Objection. By this way of reasoning it would appear, that the exhausting a people by taxes, makes no vibration in the balance of their wealth.
Answer. If the people be exhausted, it must be by enriching strangers. This case should at present be excluded, as we have laid aside the consideration of foreign relations. But allowing this circumstance also to be implied in the objections made, I agree that every penny of money sent out of a country, for no real and permanent equivalent received in return, operates a vibration in the wealth between nation and nation; but none between subject and subject. To this it is answered, that when taxes are high, many people are ruined while others are enriched. This operates a vibration. I allow it; but then I reply, that by the very supposition in every such case, the money must remain at home; whereas in the former, it was supposed to be expended abroad. Now we are not at present examining the effects of debts and taxes, in changing the balance between man and man, but only between the three cumulative interests above specified, the state, the people, and the creditors.
Let me now ask, what is the effect of taxes on the vibration of the balance of wealth between individuals?
I answer, that whoever pays a tax, appears to pay for a personal service. He receives no corporeal equivalent which can be alienated by him for the same value; and he who is employed by the state, and is paid with the produce of taxes, acquires a balance in his favour against those who pay them. When the amount of taxes goes abroad for foreign services, there can be no alteration upon the balance at home, as has been said; neither is there any when it remains at home: the people and the creditors are as rich as before. Let this suffice at present, as to the effects of debts and taxes upon the balance of national wealth.
Industry is the only method of making wealth circulate, so as to change its balance between the parties; all kinds of circulation which operate no such change, are foreign to the present purpose.
A man dies and leaves his wealth to another, no body loses by this, but he who is no more; a second pays his debts, neither debtor, or creditor can be said to change circumstances by the operation. A merchant buys a quantity of merchandize for ready money, he thereby loses no balance of his wealth; it is true he has given money for consumable effects; but the balance does not operate until the consumption takes place, and as he is not supposed to buy in order to consume, I rank this branch of circulation among those which do not influence the balance.

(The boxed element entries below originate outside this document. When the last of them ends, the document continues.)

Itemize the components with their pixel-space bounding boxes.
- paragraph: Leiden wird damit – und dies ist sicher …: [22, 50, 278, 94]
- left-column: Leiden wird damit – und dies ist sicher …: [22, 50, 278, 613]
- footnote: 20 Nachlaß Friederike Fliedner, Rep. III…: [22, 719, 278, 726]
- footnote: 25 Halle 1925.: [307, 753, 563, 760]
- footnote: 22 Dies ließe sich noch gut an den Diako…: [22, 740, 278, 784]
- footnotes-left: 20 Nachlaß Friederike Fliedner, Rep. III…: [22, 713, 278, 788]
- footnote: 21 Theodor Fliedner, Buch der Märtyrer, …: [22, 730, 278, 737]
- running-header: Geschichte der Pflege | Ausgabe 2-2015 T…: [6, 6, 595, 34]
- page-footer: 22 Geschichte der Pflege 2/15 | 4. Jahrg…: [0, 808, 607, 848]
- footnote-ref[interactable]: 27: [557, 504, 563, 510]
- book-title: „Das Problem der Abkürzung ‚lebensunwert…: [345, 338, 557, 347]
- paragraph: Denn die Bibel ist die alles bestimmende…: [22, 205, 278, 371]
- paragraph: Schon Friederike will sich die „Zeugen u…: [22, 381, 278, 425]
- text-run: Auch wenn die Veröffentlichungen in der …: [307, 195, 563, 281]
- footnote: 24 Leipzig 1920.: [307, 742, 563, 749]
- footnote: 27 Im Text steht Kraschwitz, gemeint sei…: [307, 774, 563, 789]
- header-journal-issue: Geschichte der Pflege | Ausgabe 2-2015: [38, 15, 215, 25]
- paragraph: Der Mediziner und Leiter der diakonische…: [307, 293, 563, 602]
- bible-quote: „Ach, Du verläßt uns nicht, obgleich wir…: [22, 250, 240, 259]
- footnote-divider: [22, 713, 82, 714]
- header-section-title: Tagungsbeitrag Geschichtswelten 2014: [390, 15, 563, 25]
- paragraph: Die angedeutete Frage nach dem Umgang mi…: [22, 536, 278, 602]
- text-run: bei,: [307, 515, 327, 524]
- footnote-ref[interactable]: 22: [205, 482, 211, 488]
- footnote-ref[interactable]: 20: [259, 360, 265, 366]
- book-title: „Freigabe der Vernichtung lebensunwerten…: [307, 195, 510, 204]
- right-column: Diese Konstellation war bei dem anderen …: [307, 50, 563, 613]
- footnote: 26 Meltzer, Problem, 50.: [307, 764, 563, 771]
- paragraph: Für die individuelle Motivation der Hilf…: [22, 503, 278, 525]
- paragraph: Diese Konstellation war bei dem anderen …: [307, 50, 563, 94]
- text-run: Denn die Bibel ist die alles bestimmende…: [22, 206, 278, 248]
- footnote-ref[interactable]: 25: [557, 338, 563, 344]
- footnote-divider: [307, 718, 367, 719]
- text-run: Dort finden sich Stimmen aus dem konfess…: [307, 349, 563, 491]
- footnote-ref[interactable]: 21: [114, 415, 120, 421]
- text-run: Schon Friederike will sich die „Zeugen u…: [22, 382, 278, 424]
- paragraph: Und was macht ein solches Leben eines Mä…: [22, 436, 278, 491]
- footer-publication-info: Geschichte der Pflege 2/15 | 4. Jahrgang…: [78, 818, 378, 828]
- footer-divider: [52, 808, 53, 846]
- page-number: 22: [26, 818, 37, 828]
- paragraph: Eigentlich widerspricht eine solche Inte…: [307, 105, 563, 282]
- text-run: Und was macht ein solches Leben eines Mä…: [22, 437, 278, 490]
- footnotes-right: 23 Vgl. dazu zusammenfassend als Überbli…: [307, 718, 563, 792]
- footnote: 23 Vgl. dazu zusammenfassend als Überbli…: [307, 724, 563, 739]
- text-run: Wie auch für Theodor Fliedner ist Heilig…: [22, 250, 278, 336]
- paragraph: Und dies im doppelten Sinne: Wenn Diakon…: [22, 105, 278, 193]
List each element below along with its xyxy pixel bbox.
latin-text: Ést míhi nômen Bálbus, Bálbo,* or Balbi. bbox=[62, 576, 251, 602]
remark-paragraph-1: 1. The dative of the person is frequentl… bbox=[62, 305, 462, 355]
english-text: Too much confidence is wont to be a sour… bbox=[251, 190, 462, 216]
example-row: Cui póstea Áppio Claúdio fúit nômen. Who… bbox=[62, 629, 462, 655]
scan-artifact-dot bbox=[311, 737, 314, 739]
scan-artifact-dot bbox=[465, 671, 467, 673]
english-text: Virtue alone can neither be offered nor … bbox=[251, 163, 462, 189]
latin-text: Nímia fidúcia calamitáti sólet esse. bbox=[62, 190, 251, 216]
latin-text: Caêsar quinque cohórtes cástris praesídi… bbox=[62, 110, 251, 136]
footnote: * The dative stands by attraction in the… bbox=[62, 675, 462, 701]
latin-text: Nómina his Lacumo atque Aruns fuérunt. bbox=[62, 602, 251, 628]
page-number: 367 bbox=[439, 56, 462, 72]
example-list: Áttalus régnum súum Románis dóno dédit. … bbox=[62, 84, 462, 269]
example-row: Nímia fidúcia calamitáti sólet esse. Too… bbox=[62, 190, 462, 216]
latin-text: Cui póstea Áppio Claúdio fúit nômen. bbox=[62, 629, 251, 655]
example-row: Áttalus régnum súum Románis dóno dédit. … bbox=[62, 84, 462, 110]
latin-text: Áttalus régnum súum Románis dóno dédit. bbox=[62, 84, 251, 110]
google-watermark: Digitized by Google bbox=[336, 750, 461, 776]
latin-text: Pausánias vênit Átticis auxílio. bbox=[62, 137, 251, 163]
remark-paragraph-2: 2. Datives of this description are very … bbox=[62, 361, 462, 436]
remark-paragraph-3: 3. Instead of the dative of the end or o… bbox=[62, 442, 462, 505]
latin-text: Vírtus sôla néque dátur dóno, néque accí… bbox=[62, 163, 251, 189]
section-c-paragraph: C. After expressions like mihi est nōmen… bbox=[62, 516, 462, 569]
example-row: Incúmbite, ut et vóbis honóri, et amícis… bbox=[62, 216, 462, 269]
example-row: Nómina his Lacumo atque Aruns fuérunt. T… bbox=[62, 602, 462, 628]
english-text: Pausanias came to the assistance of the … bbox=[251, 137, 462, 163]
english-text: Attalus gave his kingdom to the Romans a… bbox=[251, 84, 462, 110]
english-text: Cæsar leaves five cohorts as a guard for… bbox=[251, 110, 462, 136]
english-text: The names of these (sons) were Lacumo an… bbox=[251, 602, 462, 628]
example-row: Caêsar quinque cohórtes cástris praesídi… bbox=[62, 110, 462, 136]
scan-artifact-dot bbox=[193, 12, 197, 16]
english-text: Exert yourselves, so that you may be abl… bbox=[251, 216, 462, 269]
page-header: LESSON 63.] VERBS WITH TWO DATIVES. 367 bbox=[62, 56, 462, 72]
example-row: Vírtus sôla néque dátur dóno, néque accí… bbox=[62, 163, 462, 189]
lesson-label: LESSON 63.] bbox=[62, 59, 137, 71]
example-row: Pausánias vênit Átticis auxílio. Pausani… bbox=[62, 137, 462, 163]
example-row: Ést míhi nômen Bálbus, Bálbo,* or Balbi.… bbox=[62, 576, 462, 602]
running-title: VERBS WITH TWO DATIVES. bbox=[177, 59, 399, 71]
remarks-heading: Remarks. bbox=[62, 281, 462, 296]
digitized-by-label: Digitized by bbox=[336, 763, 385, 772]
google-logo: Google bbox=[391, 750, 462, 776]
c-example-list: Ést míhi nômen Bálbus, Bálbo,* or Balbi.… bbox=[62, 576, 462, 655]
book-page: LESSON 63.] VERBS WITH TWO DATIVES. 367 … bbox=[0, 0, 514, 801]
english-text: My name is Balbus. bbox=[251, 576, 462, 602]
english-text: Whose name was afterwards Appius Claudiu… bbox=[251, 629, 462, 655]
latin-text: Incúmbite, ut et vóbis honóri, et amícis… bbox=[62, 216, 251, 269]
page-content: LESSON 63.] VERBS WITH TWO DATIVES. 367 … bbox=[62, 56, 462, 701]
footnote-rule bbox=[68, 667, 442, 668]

Thus we find two different kinds of circulation in a state; one which makes the balance turn, and one which does not. These objects are of no small consequence to be attended to in the right imposition of taxes, as shall, in its proper place, be more fully explained. At present it is sufficient to observe, that the proper time of laying on taxes is at the time of circulation: because the imposition may then be always exactly proportioned to the sum circulating; consequently, to the faculties of the persons severally interested.
In all excises, or taxes upon consumption, it is the money of the consumer which is taxed, in the instant of the payment; so that he against whom the balance is to turn, has the additional load to pay. This species of tax, imposed at the time of circulation, is what produces the largest sums to a state. I never heard of a proper expedient for taxing the person in whose favour the balance is to turn, though from the principles which are afterwards to be laid down, we may perhaps discover one.
As for the other species of circulation, where the balance does not turn, it is not so much the custom to impose very considerable taxes upon it: there are however several examples to be met with which point out how they may be imposed. The casualties paid upon the change of vassals, or upon the fall of lives, in leases upon upon lands in England; the confirmation of testaments in Scotland; investitures in Germany; the centiéme denier, the lods et ventes, and the control upon the acts of notaries in France; the emoluments of the Rota in Spain, and in many Roman Catholic countries, are of this species. Upon the same principle, taxes more or less considerable might be laid upon every branch of this kind of circulation; for which purpose, it would be highly necessary to find out all the ramifications of it, by analysing it to the bottom, as we have hitherto run through it very superficially.